No sooner did we publish a headline for last Friday’s TV Blog that read “Trump’s War on TV News: It Gets Worse Every Day” than the situation actually did get worse, with Trump releasing a video of himself “tackling” CNN at a World Wrestling event.

In so doing, Trump melded current presidential politics with pro-, faux-wrestling, and rendered them one and the same.

However, it is doubtful Trump had that result in mind when he released his Trumped-up video doctored from a real-life appearance he made at a 2007 Wrestlemania event.

In the scene, which you can watch here, Trump was apparently cast in one of WWE’s storylines that had him physically attacking wrestling impresario Vince McMahon and pretending to punch his lights out. 



If someone such as, say, John Oliver and his team had put this video together, then its satirical nature and intent would have been crystal clear.

But Trump used it, in all seriousness, to “communicate” his displeasure with either CNN alone or “all media.” It is hard to tell sometimes with tweets like these. Specificity in communications is not exactly a Trump hallmark.

For example, speaking to a veterans group Saturday at the Kennedy Center, Trump gloated once again about his victory in last November’s election.

The quote that got replayed on TV over the weekend was one in which Trump declared that his election was really a victory over the media, and not another candidate from the other party.

“But I'm president, and they’re not,” Trump said of the media. You half expected him to stick out his tongue at “the media.”

One wonders at times like these if Trump chooses these simple phrases carefully because he feels his base won't understand them otherwise, or he’s just a simpleton at heart himself.

In a way, the CNN-attack video was so wrong in so many ways that it was almost masterful because it stymied a critic's ability to comment on it. In that way, it renders critics speechless.

What is a critic supposed to say about it? That it's bad? That it's demeaning to the office of the presidency?

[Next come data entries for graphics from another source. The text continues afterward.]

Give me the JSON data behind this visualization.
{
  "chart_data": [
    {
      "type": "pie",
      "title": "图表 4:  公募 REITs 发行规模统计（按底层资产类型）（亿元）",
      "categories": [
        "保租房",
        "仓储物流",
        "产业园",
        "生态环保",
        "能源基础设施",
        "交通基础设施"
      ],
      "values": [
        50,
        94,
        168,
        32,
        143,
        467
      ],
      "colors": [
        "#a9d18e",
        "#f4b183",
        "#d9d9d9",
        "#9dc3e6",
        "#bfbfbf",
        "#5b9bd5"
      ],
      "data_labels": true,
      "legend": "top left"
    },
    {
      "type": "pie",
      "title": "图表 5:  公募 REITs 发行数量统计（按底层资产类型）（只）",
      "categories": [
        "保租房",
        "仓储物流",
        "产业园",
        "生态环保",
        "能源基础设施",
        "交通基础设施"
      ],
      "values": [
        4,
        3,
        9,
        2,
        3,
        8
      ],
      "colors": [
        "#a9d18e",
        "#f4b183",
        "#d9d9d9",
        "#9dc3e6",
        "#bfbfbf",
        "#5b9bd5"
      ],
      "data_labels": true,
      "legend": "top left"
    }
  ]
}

That it's embarrassing when viewed from the standpoint of other countries? By now, heads of state in other countries must be forming the impression that the president of the United States is about as sane as Kim Jong-Un.

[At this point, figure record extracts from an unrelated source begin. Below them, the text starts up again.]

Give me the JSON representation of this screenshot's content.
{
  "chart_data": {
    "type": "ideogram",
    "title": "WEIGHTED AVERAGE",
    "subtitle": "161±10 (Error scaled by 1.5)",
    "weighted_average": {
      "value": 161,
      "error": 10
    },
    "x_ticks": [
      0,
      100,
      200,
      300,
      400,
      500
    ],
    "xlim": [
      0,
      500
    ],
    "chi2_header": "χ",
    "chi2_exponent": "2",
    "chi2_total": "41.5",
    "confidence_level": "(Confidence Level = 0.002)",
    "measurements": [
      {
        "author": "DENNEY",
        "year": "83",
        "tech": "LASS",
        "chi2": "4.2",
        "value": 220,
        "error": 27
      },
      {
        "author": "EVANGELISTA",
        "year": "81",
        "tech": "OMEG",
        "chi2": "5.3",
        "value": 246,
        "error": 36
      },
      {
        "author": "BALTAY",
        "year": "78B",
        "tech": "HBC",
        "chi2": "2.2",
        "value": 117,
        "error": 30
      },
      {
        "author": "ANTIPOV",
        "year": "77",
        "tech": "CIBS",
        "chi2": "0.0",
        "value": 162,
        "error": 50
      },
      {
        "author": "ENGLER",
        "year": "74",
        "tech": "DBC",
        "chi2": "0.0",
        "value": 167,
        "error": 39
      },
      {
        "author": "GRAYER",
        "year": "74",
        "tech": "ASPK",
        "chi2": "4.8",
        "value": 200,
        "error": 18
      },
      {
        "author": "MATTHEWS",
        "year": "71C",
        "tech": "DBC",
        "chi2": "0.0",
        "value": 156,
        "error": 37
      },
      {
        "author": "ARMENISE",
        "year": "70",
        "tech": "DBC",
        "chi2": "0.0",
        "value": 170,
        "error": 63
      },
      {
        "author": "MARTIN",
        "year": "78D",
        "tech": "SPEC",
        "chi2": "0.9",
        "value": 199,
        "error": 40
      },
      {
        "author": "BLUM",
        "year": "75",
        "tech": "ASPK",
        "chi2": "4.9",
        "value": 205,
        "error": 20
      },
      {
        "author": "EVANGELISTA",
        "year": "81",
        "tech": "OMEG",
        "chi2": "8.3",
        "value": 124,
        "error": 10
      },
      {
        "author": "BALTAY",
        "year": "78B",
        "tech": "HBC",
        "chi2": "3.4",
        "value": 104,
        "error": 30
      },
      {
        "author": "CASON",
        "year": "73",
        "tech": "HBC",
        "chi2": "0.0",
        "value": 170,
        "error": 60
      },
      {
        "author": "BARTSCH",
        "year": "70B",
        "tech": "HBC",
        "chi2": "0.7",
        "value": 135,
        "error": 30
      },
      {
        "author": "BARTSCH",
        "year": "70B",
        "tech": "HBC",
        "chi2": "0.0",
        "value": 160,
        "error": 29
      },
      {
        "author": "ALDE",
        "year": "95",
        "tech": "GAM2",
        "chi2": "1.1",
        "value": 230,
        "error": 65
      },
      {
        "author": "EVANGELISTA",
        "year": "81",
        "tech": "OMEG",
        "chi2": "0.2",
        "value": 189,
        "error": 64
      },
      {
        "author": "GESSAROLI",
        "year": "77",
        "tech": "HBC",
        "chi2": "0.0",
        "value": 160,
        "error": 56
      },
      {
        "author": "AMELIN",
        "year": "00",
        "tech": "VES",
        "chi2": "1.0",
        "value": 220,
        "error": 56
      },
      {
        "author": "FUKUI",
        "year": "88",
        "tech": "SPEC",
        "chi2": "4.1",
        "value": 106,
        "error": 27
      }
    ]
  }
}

All of these critical statements are so obvious -- to everyone but Trump apparently -- that they hardly need saying. A critic cannot exactly cover new ground or come up with anything original or surprising to say about this tweet-video unless he or she chooses to actually come out in favor of it.

Speaking for myself, I have certainly played the contrarian often in my career as a TV/media critic, but I can see no benefit to somehow finding something good to say about this video.

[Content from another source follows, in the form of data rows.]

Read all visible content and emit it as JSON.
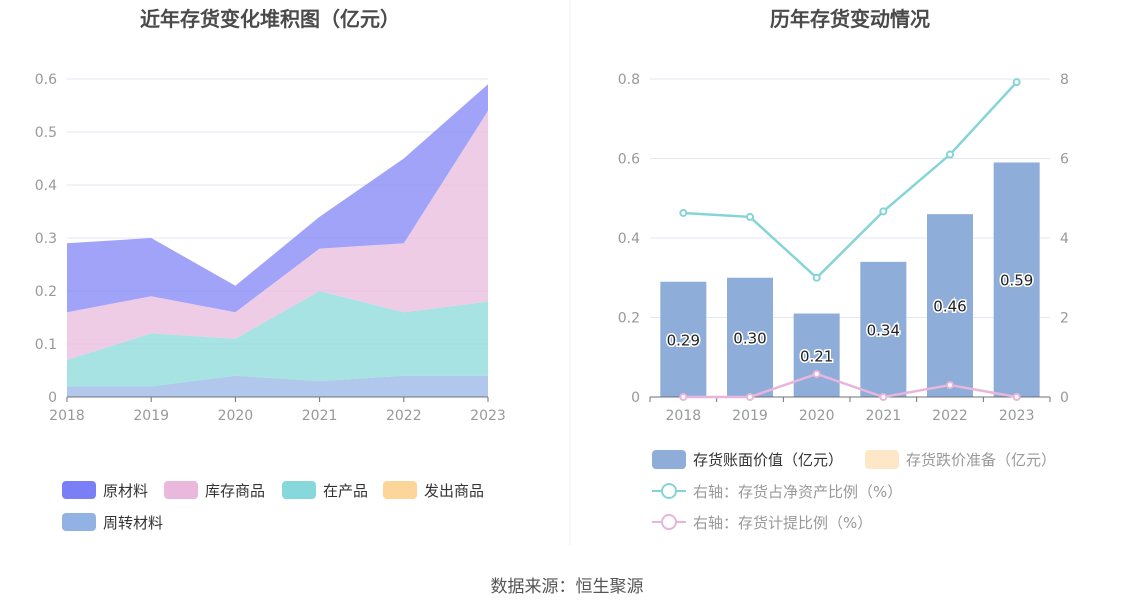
{
  "source_text": "数据来源：恒生聚源",
  "colors": {
    "raw_material": "#7b7ff5",
    "inventory_goods": "#e9b8dc",
    "wip": "#86d8da",
    "shipped_goods": "#fcd59a",
    "turnover_material": "#93b2e4",
    "bar": "#8eadd9",
    "impairment_bar": "#fde7c6",
    "ratio_line": "#86d4d8",
    "provision_line": "#e8b5dc",
    "grid": "#e4e7f2",
    "axis_text": "#999999",
    "title_text": "#4a4a4a"
  },
  "chart_data": [
    {
      "type": "area",
      "stacked": true,
      "title": "近年存货变化堆积图（亿元）",
      "x": [
        "2018",
        "2019",
        "2020",
        "2021",
        "2022",
        "2023"
      ],
      "yticks": [
        "0",
        "0.1",
        "0.2",
        "0.3",
        "0.4",
        "0.5",
        "0.6"
      ],
      "ylim": [
        0,
        0.6
      ],
      "grid": true,
      "legend_position": "bottom",
      "series": [
        {
          "name": "周转材料",
          "key": "turnover_material",
          "values": [
            0.02,
            0.02,
            0.04,
            0.03,
            0.04,
            0.04
          ]
        },
        {
          "name": "在产品",
          "key": "wip",
          "values": [
            0.05,
            0.1,
            0.07,
            0.17,
            0.12,
            0.14
          ]
        },
        {
          "name": "库存商品",
          "key": "inventory_goods",
          "values": [
            0.09,
            0.07,
            0.05,
            0.08,
            0.13,
            0.36
          ]
        },
        {
          "name": "原材料",
          "key": "raw_material",
          "values": [
            0.13,
            0.11,
            0.05,
            0.06,
            0.16,
            0.05
          ]
        },
        {
          "name": "发出商品",
          "key": "shipped_goods",
          "values": [
            0,
            0,
            0,
            0,
            0,
            0
          ]
        }
      ],
      "legend": [
        {
          "name": "原材料",
          "key": "raw_material"
        },
        {
          "name": "库存商品",
          "key": "inventory_goods"
        },
        {
          "name": "在产品",
          "key": "wip"
        },
        {
          "name": "发出商品",
          "key": "shipped_goods"
        },
        {
          "name": "周转材料",
          "key": "turnover_material"
        }
      ]
    },
    {
      "type": "bar",
      "title": "历年存货变动情况",
      "categories": [
        "2018",
        "2019",
        "2020",
        "2021",
        "2022",
        "2023"
      ],
      "ylim": [
        0,
        0.8
      ],
      "yticks_left": [
        "0",
        "0.2",
        "0.4",
        "0.6",
        "0.8"
      ],
      "y2lim": [
        0,
        8
      ],
      "yticks_right": [
        "0",
        "2",
        "4",
        "6",
        "8"
      ],
      "grid": true,
      "legend_position": "bottom",
      "series": [
        {
          "name": "存货账面价值（亿元）",
          "key": "bar",
          "type": "bar",
          "values": [
            0.29,
            0.3,
            0.21,
            0.34,
            0.46,
            0.59
          ],
          "labels": [
            "0.29",
            "0.30",
            "0.21",
            "0.34",
            "0.46",
            "0.59"
          ]
        },
        {
          "name": "存货跌价准备（亿元）",
          "key": "impairment_bar",
          "type": "bar",
          "values": [
            0,
            0,
            0,
            0,
            0,
            0
          ]
        },
        {
          "name": "右轴：存货占净资产比例（%）",
          "key": "ratio_line",
          "type": "line",
          "axis": "right",
          "values": [
            4.63,
            4.53,
            3.0,
            4.67,
            6.1,
            7.92
          ]
        },
        {
          "name": "右轴：存货计提比例（%）",
          "key": "provision_line",
          "type": "line",
          "axis": "right",
          "values": [
            0,
            0,
            0.58,
            0,
            0.3,
            0
          ]
        }
      ]
    }
  ]
}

CNN responded over the weekend with a statement that in its professionalism stood in stark contrast to the “communications” emanating from the current White House.

“It is a sad day when the president of the United States encourages violence against reporters,” the CNN statement said. “Instead of preparing for his overseas trip, his first meeting with Vladimir Putin, dealing with North Korea and working on his health care bill, he is instead involved in juvenile behavior far below the dignity of his office.”

It is a great statement -- as easy to understand as a Trump tweet, as a matter of fact.